Ideal locomotor strategies have a threshold, and this can come into play when pushing beyond ones limits. When this "functional threshold" is exceeded then the athlete will use more primitive stabilising strategies and there will be joint decentration. For example when doing a pull up and exceeding the capacity of the deep stabilising system the athlete will tend to hyperextend of the spine, protract the shoulders, and antevert the pelvis.
When going past this functional capacity, the athelete falls into the "functional gap". The nature of training is pushing into this functional gap, and using DNS principles in sport requires doing "threshold training," aiming to improve the athelete's functional capacity. If on the other hand the athlete frequently trains in the functional gap, then those high threshold compensatory patterns become the norm. Atheletes can be successful by working in the functional gap, but this can increase the risk of injury and prolong recovery, and reduce their true performance potential and longevity.
The following always needs to be assessed in sport:
- Centration/decentration of joints (movement segments) and deviation from neutral alignment
- Relationship between centration of distal and peripheral joints
- Timing between the function of stepping forward and support of the extremities
- Range of motion of the upper and lower extremities during stepping forward and support functions.
The same concepts used in sport can be applied to the occupational athlete. E.g. the labourer, the assembly line operator, etc. Just like the sporting athlete needs to train for their sport, so too should the occupational athlete train for their occupation.

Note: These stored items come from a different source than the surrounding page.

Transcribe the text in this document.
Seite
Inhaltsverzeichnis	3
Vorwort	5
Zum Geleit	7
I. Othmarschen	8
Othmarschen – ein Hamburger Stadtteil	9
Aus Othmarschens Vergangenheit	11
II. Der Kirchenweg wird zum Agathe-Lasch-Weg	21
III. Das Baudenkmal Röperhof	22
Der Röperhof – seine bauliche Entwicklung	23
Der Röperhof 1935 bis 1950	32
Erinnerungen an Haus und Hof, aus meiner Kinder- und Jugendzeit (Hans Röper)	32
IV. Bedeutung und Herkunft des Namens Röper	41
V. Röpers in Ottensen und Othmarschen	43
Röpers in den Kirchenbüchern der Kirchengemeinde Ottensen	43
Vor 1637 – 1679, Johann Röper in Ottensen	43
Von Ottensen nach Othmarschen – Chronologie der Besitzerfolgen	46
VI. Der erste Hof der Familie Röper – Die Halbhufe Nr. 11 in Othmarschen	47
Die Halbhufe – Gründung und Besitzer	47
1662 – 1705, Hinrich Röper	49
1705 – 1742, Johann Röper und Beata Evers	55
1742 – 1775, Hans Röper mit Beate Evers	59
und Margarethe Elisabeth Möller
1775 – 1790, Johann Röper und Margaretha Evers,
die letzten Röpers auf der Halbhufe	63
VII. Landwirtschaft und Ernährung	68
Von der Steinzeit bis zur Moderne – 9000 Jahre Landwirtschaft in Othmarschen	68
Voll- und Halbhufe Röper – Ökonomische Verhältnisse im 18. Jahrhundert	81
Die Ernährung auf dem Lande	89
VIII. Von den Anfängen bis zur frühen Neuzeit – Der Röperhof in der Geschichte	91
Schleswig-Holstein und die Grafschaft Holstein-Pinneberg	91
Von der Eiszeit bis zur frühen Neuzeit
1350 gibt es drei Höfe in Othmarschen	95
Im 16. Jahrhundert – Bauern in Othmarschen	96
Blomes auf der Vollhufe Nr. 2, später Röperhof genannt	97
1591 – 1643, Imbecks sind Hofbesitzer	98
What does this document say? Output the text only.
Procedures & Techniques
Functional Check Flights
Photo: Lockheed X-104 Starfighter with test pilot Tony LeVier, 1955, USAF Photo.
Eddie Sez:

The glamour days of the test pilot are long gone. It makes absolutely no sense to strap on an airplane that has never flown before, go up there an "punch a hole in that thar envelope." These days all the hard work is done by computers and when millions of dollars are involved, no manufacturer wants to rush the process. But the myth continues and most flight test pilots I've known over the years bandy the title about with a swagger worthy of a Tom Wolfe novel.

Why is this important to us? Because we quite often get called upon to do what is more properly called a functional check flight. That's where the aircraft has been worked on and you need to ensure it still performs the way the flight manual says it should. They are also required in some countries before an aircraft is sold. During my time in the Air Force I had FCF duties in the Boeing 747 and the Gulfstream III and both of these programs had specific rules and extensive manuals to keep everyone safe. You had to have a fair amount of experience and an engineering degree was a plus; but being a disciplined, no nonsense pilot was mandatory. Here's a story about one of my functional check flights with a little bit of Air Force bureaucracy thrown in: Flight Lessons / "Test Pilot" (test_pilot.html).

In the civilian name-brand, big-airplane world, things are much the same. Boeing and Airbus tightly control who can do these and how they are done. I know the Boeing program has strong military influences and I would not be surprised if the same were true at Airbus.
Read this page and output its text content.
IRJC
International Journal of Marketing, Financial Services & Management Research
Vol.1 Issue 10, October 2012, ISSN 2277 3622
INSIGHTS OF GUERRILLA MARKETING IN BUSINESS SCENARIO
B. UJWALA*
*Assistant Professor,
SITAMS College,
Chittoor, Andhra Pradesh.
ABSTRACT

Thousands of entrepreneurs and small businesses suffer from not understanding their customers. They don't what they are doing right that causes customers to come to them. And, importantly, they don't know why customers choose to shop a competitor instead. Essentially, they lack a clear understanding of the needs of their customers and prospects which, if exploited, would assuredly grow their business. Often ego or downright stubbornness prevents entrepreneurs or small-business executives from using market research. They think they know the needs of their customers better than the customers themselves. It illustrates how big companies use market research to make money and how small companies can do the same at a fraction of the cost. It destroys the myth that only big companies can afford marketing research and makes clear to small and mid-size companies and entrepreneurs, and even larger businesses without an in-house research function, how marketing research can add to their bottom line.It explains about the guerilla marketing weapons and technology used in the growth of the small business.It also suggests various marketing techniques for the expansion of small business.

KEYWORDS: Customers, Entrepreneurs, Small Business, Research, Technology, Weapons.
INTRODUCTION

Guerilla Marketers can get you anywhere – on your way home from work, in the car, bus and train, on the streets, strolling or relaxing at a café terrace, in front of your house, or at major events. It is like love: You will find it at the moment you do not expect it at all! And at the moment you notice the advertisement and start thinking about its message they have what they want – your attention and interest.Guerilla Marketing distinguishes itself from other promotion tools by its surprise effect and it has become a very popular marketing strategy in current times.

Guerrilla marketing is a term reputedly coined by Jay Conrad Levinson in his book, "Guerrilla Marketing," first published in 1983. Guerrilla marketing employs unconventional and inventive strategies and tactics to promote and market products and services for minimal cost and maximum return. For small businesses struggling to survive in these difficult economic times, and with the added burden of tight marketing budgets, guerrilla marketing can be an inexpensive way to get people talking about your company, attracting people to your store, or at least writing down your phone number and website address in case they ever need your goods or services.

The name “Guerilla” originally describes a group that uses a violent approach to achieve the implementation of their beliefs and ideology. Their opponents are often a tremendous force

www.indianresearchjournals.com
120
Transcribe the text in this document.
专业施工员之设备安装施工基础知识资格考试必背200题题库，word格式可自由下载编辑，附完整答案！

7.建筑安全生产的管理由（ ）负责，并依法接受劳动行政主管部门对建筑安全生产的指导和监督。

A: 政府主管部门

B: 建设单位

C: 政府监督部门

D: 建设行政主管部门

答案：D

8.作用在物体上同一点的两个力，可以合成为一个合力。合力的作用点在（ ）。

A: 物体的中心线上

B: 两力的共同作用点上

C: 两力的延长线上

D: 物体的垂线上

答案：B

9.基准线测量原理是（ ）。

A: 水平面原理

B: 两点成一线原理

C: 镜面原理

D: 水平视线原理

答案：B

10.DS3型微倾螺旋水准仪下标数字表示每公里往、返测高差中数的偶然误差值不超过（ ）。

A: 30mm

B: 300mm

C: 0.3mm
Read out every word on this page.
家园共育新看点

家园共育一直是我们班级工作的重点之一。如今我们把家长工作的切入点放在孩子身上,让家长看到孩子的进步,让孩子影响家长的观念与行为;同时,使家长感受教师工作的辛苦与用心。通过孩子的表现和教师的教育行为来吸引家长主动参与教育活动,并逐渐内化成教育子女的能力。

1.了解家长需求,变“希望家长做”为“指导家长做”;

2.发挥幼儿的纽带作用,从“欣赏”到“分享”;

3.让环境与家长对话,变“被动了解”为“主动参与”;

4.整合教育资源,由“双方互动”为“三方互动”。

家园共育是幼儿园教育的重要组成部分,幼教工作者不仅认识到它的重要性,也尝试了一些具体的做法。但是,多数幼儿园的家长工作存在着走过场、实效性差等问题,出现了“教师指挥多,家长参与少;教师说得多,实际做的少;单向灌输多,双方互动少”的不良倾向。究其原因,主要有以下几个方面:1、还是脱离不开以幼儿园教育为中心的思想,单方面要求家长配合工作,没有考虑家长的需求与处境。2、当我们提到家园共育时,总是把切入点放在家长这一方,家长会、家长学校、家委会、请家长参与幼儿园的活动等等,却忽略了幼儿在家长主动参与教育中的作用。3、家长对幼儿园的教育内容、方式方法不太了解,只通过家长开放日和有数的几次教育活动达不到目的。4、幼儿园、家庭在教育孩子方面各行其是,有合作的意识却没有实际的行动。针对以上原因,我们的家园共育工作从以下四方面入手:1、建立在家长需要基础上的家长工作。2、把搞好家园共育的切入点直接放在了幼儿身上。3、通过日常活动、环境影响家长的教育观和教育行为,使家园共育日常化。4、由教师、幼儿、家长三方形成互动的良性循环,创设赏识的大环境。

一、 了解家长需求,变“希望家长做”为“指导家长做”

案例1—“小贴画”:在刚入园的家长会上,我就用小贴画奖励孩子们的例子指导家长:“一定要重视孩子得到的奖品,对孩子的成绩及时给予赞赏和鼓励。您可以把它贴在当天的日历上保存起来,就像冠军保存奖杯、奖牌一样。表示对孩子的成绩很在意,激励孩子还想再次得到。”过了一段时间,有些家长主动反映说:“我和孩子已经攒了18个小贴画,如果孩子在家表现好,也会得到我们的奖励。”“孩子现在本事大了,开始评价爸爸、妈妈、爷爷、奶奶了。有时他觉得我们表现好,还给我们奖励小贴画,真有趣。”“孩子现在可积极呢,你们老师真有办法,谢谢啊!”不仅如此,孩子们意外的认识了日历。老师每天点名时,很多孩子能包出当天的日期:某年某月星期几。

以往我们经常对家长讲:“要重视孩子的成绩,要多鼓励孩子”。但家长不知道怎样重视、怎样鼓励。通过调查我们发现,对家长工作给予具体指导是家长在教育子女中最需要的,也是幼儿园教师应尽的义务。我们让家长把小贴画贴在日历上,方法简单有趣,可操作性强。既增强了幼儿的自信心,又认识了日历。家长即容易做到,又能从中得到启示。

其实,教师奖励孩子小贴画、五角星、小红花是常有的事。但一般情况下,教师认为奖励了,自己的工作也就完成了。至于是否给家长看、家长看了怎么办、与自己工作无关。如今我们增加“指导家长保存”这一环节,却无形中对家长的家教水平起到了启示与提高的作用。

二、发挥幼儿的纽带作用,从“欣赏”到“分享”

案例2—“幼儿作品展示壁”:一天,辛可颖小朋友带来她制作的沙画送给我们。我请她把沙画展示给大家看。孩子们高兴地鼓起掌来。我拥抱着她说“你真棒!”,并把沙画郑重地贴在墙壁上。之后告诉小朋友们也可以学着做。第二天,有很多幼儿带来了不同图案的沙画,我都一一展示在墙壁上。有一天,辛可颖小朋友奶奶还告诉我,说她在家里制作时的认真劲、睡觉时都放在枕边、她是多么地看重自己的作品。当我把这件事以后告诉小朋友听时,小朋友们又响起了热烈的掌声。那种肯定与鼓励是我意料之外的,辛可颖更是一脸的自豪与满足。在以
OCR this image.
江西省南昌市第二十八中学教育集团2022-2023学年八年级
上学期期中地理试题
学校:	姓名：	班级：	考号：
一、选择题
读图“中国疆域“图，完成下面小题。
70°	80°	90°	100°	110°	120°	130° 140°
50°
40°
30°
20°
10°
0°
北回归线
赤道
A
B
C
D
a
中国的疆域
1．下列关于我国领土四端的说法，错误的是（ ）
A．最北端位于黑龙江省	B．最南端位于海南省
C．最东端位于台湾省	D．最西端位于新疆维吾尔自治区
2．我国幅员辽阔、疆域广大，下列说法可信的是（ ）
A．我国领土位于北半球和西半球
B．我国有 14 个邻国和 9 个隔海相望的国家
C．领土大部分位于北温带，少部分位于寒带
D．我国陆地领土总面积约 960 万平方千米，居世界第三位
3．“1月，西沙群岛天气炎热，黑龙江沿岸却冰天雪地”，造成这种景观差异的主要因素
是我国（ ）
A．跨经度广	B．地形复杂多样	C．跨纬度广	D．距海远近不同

In DNS assessment, the therapist compares the patients stabilising pattern to that of a healthy infant, utilising the knowledge of developmental kinesiology and what ideal deep stabilising utilisation looks like. Treatment is based on optimising the distribution of the internal muscular forces acting on each joint, taping into the hardwired genetic locomotor patterns. There is the potential for reducing the risk of injury and enhancing performance.